Un jour, les manifestants ont été rejoints par un groupe de pratiquants suisses qui avaient initialement espéré se rendre à Pékin pour protester, mais sans visa. La police a tenté d’éliminer le groupe qui, selon les documents judiciaires, ne comptait jamais plus de 16 personnes et était “pacifique et largement statique”.

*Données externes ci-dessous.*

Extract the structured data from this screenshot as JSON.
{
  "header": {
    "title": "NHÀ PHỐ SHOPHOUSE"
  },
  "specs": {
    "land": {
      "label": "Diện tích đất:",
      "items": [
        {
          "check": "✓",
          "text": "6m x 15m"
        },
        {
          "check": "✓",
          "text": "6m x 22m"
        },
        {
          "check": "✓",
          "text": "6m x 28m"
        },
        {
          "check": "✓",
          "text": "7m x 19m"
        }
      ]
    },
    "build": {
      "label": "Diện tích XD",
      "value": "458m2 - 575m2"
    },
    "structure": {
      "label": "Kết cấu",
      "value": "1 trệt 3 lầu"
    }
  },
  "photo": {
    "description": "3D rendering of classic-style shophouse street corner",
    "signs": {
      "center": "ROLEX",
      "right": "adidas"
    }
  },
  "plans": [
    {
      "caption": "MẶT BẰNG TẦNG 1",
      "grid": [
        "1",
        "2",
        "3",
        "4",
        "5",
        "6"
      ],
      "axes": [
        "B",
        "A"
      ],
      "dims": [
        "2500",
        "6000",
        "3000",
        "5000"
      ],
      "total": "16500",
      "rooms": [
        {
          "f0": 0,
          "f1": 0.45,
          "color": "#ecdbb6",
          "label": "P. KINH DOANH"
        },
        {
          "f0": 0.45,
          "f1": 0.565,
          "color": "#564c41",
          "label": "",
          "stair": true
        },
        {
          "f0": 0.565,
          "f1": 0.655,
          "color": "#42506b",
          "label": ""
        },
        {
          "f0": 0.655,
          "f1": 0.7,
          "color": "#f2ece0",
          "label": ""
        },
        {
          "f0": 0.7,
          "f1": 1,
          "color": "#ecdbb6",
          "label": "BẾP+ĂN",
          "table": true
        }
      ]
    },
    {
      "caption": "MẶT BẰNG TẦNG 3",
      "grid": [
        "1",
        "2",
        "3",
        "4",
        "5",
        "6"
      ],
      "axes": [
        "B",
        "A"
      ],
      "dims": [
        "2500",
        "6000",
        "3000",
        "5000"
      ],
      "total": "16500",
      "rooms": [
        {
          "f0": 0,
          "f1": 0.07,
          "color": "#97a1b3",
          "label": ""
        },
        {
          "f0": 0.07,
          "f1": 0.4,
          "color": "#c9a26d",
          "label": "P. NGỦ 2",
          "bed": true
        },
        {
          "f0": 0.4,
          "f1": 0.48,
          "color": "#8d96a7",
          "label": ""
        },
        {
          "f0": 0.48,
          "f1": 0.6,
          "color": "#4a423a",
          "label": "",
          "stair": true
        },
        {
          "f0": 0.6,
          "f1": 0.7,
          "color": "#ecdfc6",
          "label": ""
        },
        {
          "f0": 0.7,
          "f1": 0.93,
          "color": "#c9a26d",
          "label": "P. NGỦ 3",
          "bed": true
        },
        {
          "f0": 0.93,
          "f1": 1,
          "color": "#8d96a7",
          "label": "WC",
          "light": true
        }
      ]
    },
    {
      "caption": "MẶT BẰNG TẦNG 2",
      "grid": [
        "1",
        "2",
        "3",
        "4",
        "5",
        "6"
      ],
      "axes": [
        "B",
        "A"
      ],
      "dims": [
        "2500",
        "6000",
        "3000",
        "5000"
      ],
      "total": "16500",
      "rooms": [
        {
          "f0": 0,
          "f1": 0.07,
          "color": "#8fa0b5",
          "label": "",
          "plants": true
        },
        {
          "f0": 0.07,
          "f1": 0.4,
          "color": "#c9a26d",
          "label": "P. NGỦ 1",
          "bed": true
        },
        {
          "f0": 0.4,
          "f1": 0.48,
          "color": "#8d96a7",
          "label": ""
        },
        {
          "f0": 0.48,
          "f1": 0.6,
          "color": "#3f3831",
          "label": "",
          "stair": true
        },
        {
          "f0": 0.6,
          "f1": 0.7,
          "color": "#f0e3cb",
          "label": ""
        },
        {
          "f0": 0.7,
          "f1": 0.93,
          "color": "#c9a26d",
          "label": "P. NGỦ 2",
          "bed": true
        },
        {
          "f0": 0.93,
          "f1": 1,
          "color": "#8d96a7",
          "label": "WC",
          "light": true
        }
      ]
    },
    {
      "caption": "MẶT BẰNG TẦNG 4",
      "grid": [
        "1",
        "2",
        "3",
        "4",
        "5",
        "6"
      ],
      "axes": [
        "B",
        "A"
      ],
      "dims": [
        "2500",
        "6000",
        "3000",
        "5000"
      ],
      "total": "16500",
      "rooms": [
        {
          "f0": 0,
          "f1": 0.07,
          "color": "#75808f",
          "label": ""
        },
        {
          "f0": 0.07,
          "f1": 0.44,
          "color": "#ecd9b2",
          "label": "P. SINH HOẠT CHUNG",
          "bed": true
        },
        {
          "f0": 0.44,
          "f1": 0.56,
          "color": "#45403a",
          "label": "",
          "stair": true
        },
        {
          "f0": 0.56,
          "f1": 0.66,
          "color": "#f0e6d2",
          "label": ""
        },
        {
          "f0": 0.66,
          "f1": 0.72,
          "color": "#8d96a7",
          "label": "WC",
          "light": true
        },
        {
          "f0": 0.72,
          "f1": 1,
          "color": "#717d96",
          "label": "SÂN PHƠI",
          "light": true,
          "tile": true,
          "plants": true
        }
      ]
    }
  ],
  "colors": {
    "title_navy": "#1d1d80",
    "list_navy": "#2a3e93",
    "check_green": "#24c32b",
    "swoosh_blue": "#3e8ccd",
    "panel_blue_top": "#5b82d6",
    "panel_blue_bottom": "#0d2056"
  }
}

Cependant, la police a décidé d’effacer la manifestation et a accusé les manifestants de Falun Gong d’obstruction, entre autres infractions. L’affaire a finalement abouti à la Cour d’appel finale, où les meilleurs juges de Hong Kong ont statué fortement en faveur du droit de manifester et d’utiliser “une force raisonnable pour résister à une détention illégale”.

L’affaire a été une victoire majeure non seulement pour le Falun Gong mais pour les manifestants antigouvernementaux en général, garantissant – jusqu’aux manifestations antigouvernementales de l’an dernier – le droit de manifester devant le bureau de liaison.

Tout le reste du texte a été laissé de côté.